I have tried for over a year to establish a meaningful conversation with my children and failed miserably. So this was my second christmas without them anywhere – no cards or presents from them – no contact at all, except for a difficult phone call with my son.
Then the thunderbolt hit…..
not only was I lied to consistently and inconsistently throughout my childhood, the very same person has lied and lied to my children about me , undermined me for the whole of their lives and now they believe that the lies told about me are true and that I must be a despicable person as they have been indoctrinated to believe.
Imagine for a moment, if it is not your own experience, that you were raised by absent parents in a total of 31 homes before you reached an age when you set out alone to university in a country you barely understood, and had not much lived in.
Continue to imagine that you arrived in this country at a time that a murderer was abroad in the city you went to university in and that then he murdered your friend. Imagine being so unworldly that you joined ALL the political parties and greedily soaked up all the agendas laid before you.
Imagine, or remember, the Thatcher years and graduating to no job and no prospect of one, not only because of the economic environment, but also becase your own political education had led to radical activity.
Imagine having a breakdown, following rape and returning to your parental home in another country and getting pregnant to a soldier, shortly after being at Greenham. Imagine being taken to have an abortion and then giving birth to the most beautiful son and your parents trying repeatedly to claim ownership of him.
Then I left home again, got a job and bought a house. I raised my son alone, with little help from family or friends, except for the odd visit to criticise my housekeeping and indulge the child with material possessions and things I did not agree with.
I married a man older than my father, had his daughter, raised his grandchildren and then discovered that he had been seeing another woman all along. Imagine every relationship you ever had being abusive and controlling.
Nonetheless, I achieved professional and social success ( magistrate, school governor, respectable lesbian neighbour, community worker and local political activist) and I raised my children to think independently, I tried earnestly to suport their decisions and not judge them when they did things I did not approve of (got drunk, behaved in a racist manner, broke the law, stole, refused to go on to 6th form, joined the air cadets, failed to study or work, took up with people I did not think good for them)
When my children were 10 and 16 I took Larium to attend my sisters african wedding and became very psychotic
Imagine a psychiatric hospital where no history is taken and where you are diagnosed incorrectly and punitively treated and repeatedly sectioned whilst your children are becoming adults. Thousands of children care for mentally ill parents, mine did not. As soon as I was able I went back to work and tried to put the tatters of my life together again. Shortly after I was working my partner walked out and precipitated another spell in intensive psychiatric care. I returned to work a second time after 18 months absence, and lasted about a year.
It was too hard – so I sold up and travelled about, ending up at my sisters with a diagnosis of HIV. I never ever wanted my children to find out. Not in a million years. They believed that my mental illness was my evilness, manifest. They had been given details of a whole other childhood, in which everything I had ever done was seen as a manifestation of my dangerous craziness, rather than just surviving.

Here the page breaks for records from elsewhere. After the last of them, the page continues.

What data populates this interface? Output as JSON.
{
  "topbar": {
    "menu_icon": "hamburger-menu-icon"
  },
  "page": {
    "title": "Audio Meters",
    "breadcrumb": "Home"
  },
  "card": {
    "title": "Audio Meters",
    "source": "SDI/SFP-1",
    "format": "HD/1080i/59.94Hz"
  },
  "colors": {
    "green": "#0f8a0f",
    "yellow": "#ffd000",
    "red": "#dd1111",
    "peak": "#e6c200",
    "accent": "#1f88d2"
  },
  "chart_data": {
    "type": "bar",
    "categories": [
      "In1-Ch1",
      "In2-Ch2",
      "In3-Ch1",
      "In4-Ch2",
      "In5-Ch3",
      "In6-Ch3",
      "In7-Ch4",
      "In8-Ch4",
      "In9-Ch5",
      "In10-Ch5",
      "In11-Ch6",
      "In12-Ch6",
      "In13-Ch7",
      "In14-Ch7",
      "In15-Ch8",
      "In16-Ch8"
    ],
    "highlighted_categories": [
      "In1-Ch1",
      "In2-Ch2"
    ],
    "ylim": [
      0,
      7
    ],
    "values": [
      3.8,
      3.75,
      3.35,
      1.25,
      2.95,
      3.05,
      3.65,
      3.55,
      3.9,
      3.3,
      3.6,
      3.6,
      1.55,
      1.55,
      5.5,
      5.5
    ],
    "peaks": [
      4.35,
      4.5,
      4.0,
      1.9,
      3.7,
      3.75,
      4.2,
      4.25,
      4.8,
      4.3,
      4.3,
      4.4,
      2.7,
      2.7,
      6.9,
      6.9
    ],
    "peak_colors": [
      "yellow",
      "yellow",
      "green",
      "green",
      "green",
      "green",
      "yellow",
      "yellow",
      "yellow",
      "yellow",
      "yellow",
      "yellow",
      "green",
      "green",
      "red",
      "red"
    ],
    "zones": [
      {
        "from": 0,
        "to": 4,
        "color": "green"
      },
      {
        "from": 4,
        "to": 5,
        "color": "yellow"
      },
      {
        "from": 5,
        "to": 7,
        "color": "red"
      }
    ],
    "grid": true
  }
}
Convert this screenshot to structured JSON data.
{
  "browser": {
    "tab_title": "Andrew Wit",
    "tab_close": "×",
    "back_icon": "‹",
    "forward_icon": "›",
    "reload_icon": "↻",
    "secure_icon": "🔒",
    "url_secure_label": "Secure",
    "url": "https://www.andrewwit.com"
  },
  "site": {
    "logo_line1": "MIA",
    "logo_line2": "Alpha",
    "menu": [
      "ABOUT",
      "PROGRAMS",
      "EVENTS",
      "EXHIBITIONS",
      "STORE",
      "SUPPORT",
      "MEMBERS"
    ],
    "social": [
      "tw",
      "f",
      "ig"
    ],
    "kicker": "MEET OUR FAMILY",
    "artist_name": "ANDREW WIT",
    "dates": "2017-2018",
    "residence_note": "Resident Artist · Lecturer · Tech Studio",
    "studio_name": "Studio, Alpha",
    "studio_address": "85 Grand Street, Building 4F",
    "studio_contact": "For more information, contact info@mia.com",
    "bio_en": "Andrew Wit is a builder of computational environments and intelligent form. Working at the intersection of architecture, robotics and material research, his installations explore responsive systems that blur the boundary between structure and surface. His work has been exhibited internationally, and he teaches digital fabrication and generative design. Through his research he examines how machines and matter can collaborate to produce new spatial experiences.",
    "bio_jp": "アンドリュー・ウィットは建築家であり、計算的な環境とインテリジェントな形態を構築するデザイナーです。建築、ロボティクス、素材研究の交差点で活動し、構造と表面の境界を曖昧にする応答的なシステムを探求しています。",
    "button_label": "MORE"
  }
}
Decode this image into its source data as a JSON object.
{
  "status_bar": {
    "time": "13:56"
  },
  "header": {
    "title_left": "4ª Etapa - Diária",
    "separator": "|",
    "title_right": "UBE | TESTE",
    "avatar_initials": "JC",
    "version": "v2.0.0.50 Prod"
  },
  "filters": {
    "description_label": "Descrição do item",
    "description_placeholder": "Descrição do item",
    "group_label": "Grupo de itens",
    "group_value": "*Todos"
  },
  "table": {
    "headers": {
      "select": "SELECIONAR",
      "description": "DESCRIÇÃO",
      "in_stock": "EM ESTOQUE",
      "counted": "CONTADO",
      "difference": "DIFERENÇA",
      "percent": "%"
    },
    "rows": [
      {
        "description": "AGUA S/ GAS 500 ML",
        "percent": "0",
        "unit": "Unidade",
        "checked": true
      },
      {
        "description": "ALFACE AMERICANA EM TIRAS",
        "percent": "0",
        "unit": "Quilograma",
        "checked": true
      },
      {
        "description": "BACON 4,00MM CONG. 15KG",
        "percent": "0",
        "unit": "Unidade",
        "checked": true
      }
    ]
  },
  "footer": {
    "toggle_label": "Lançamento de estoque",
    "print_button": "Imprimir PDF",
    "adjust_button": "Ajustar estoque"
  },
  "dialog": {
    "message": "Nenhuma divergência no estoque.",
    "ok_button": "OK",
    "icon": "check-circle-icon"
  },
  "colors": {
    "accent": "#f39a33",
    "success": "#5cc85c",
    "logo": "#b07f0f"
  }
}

Imagine meeting a man who really loves me and having him defamed by my family after all he had, himself, gone through. Imagine being arrested when your sister crashes into your car and held in cells overnight. Imagine being threatened with death by your brother in law. Imagine leaving everything and fleeing to Scotland and being homeless for ten weeks.
Imagine speaking to your daughter and being told you are dead and that some crazy woman is harrassing her.
Imagine being told by your almost daughter in law that you are sick and thank goodness your kids have your sister and father to help them.
Then imagine trying to talk to your son and being told that he knows you lived in squats with him and led him a dangerous and unsettled life – and that your family cannot be abusive, just because he remembers you playing happy families with them for his benefit.
So I sit here, exhausted, furious and very sad. Wondering if any of this will ever end and if I will forever be estranged from those I love most
Meanwhile I contemplate the perceptions of the council’s homeless service of the crazy lady and wonder how many months it may be before my “urgent” referral to community mental health services will take, and whether ESA will ever pay me and what exactly to do about my employer and occupational health
so I thought I would blog, but is this a blog or just a flash in the pan?